Dr. Cheng Runwei believes that, in the context of the current wave of the fourth industrial revolution, GPU high-performance computing technology has promoted the second rise of machine learning, and has demonstrated a fascinating future for today's AI computing era. High-performance parallel computing on CPU+GPU Heterogeneous Architecture has become one of the two core technologies in today's AI computing era. Dr. Cheng expounded its significance to industrial production based on his engineering experience in the field of parallel computing.

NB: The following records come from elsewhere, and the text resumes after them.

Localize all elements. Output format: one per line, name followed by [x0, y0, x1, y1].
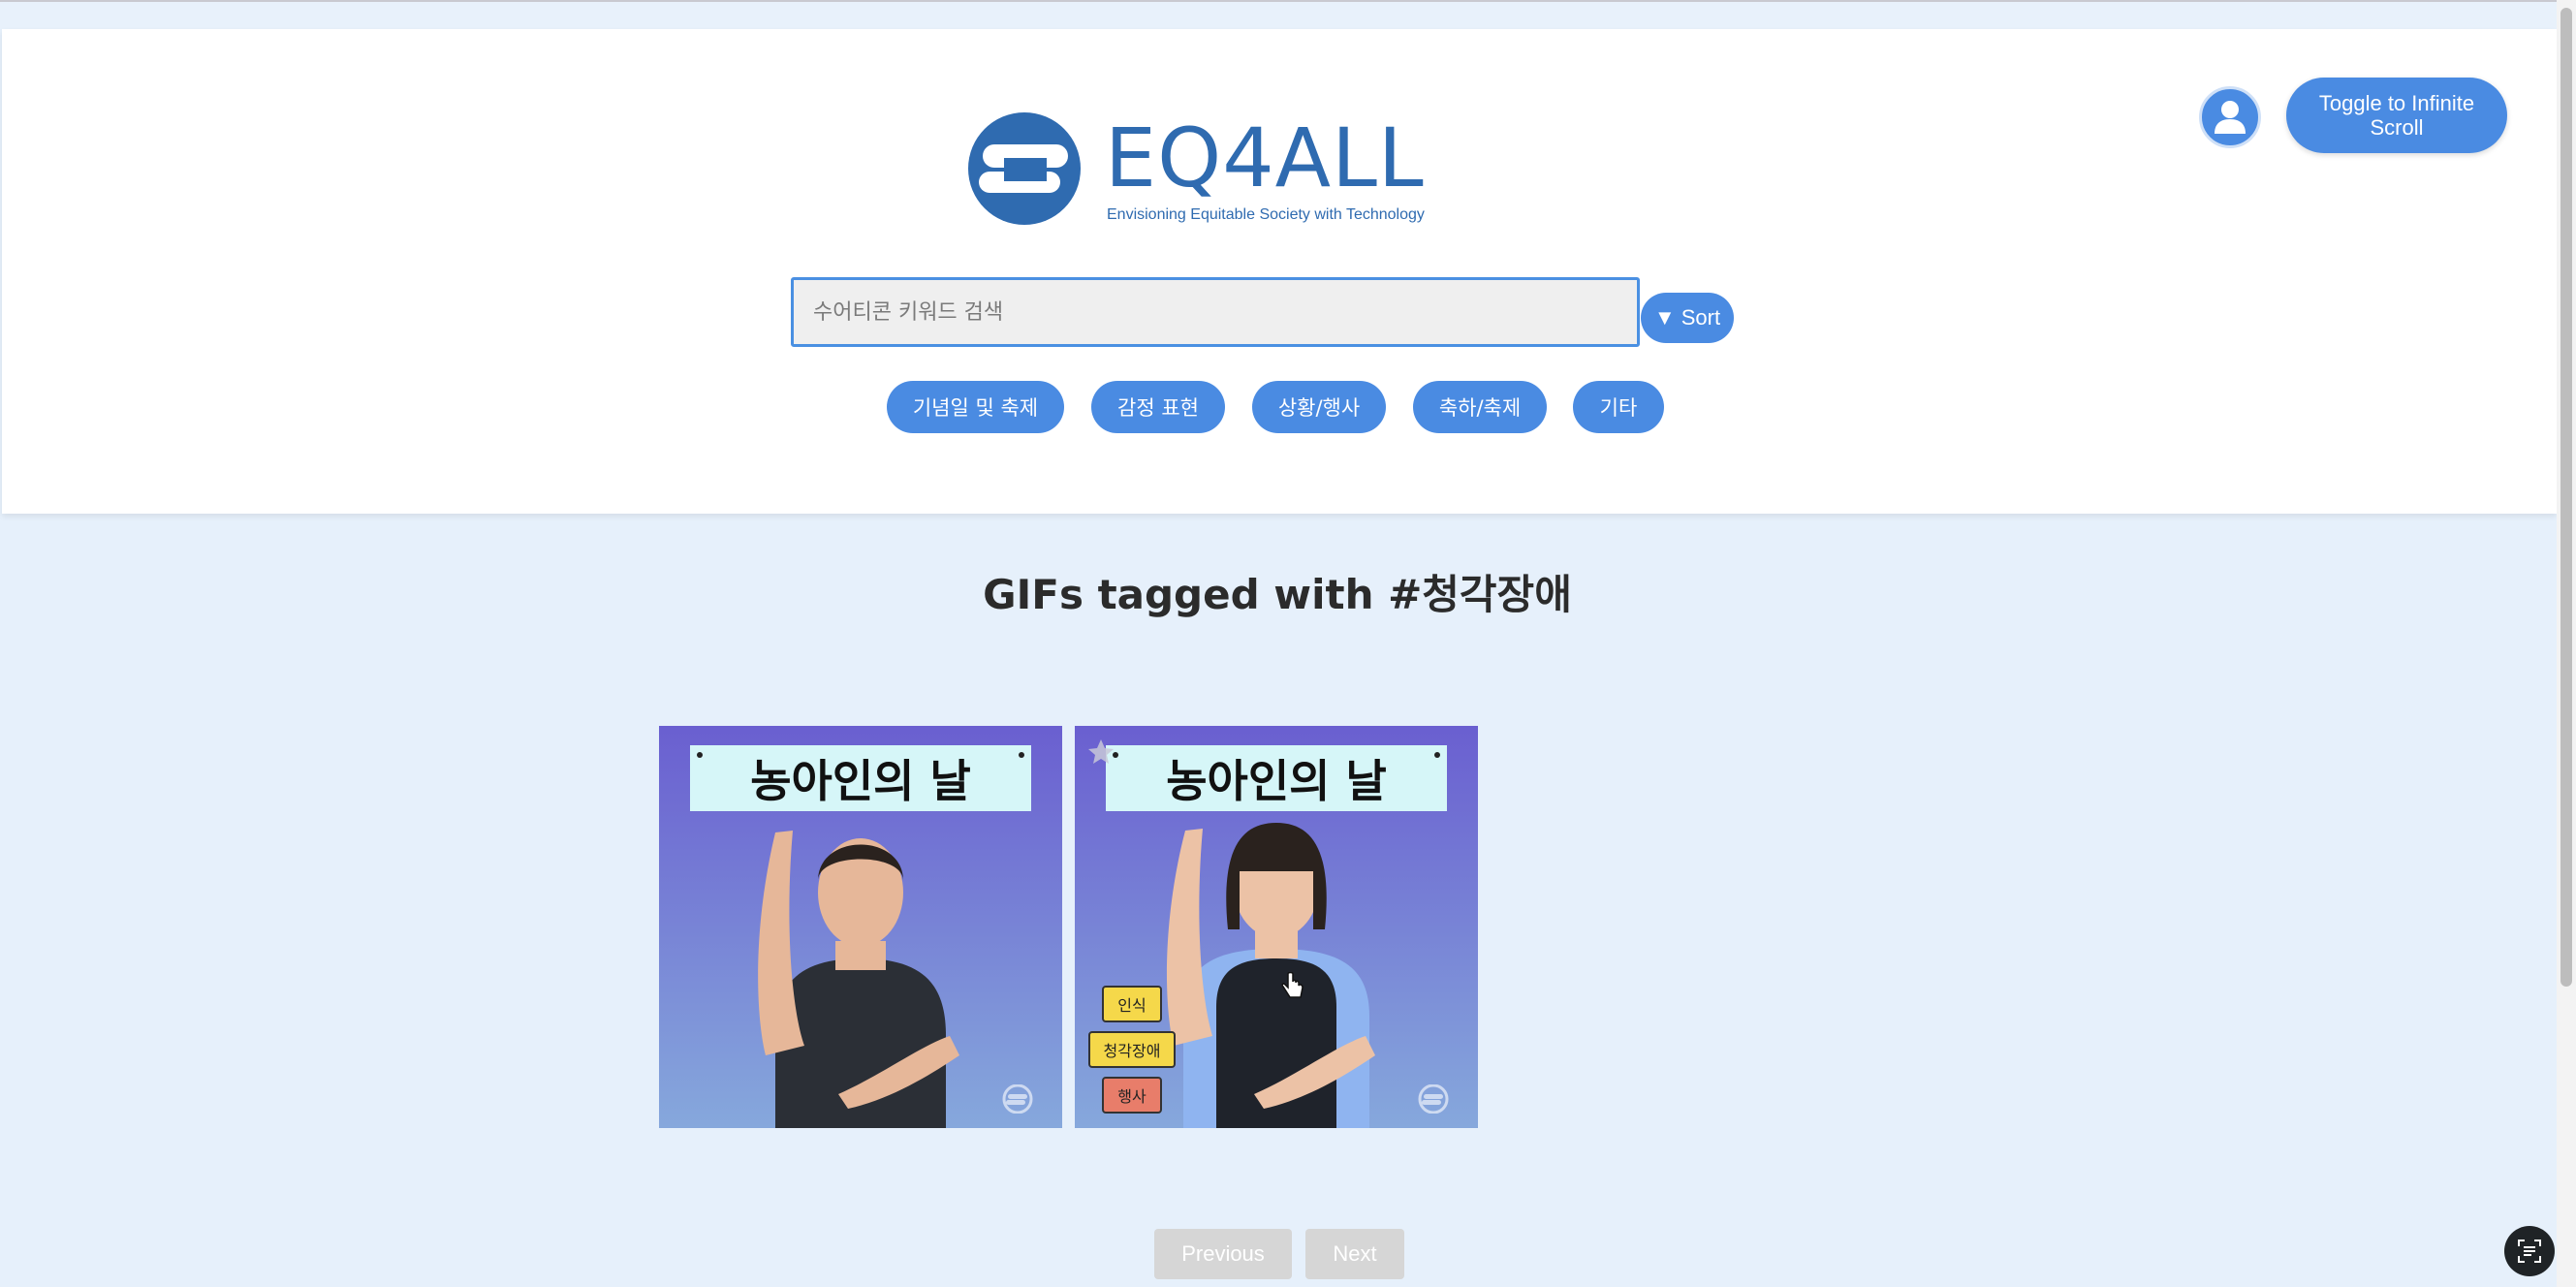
- toggle-infinite-scroll-button[interactable]: Toggle to Infinite Scroll: [2286, 78, 2507, 153]
- page-scrollbar[interactable]: [2557, 0, 2576, 1287]
- category-chip-situation[interactable]: 상황/행사: [1252, 381, 1386, 433]
- browser-top-strip: [0, 0, 2576, 29]
- gif-card[interactable]: 농아인의 날 인식 청각장애 행사: [1075, 726, 1478, 1128]
- scrollbar-thumb[interactable]: [2560, 8, 2572, 987]
- gif-card[interactable]: 농아인의 날: [659, 726, 1062, 1128]
- search-input[interactable]: [791, 277, 1640, 347]
- user-profile-button[interactable]: [2199, 86, 2261, 148]
- gif-tag-label: 청각장애: [1088, 1031, 1176, 1068]
- logo-tagline: Envisioning Equitable Society with Techn…: [1107, 206, 1425, 223]
- user-icon: [2215, 101, 2246, 134]
- category-chip-emotion[interactable]: 감정 표현: [1091, 381, 1225, 433]
- sort-label: Sort: [1681, 305, 1721, 330]
- gif-banner-text: 농아인의 날: [750, 755, 971, 807]
- logo-text: EQ4ALL: [1105, 110, 1425, 205]
- hand-cursor-icon: [1281, 972, 1304, 998]
- header: [2, 29, 2557, 514]
- category-chip-etc[interactable]: 기타: [1573, 381, 1664, 433]
- gif-tag-label: 인식: [1102, 986, 1162, 1022]
- gif-tag-label: 행사: [1102, 1077, 1162, 1114]
- eq4all-watermark-icon: [1002, 1084, 1033, 1114]
- category-chip-celebration[interactable]: 축하/축제: [1413, 381, 1547, 433]
- logo-mark-icon: [968, 112, 1081, 225]
- page-title: GIFs tagged with #청각장애: [983, 571, 1572, 618]
- eq4all-watermark-icon: [1418, 1084, 1449, 1114]
- screen-capture-button[interactable]: [2504, 1226, 2555, 1276]
- sort-button[interactable]: ▼ Sort: [1641, 293, 1734, 343]
- eq4all-logo[interactable]: EQ4ALL Envisioning Equitable Society wit…: [965, 110, 1450, 231]
- favorite-star-icon[interactable]: [1086, 738, 1115, 767]
- category-chip-anniversary[interactable]: 기념일 및 축제: [887, 381, 1064, 433]
- text-scan-icon: [2518, 1240, 2541, 1263]
- category-filter-bar: 기념일 및 축제 감정 표현 상황/행사 축하/축제 기타: [0, 381, 2576, 433]
- sort-triangle-icon: ▼: [1653, 305, 1676, 330]
- gif-banner-text: 농아인의 날: [1166, 755, 1387, 807]
- next-page-button[interactable]: Next: [1305, 1229, 1404, 1279]
- previous-page-button[interactable]: Previous: [1154, 1229, 1292, 1279]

Based on his long-term research experience, Dr. Cheng described the general principles and steps of GPU kernel function optimization, and used the finite difference method to solve a partial differential equation in the sound wave transmission process as an example to explain how to optimize kernel parameters from the perspective of GPU executing the model and memory model. At the same time, Dr. Cheng, based on his years of work experience, described his own mental path from a C programmer to a GPU programmer and the difficulties encountered in the process, especially the difficulty of thinking, and made a detailed explanation through a specific CUDA program.
Finally, Dr. Cheng answered the questions of the students and encouraged the students to face problems and face difficulties, and affirmed that after overcoming the initial difficulties, they would usher in a bright future.
High-performance parallel computing on the CPU+GPU heterogeneous architecture will provide technical support for big data and intelligent manufacturing in the steel industry. It will also bring new ideas for the process control system R&D and finite element analysis that RAL has long been engaged in.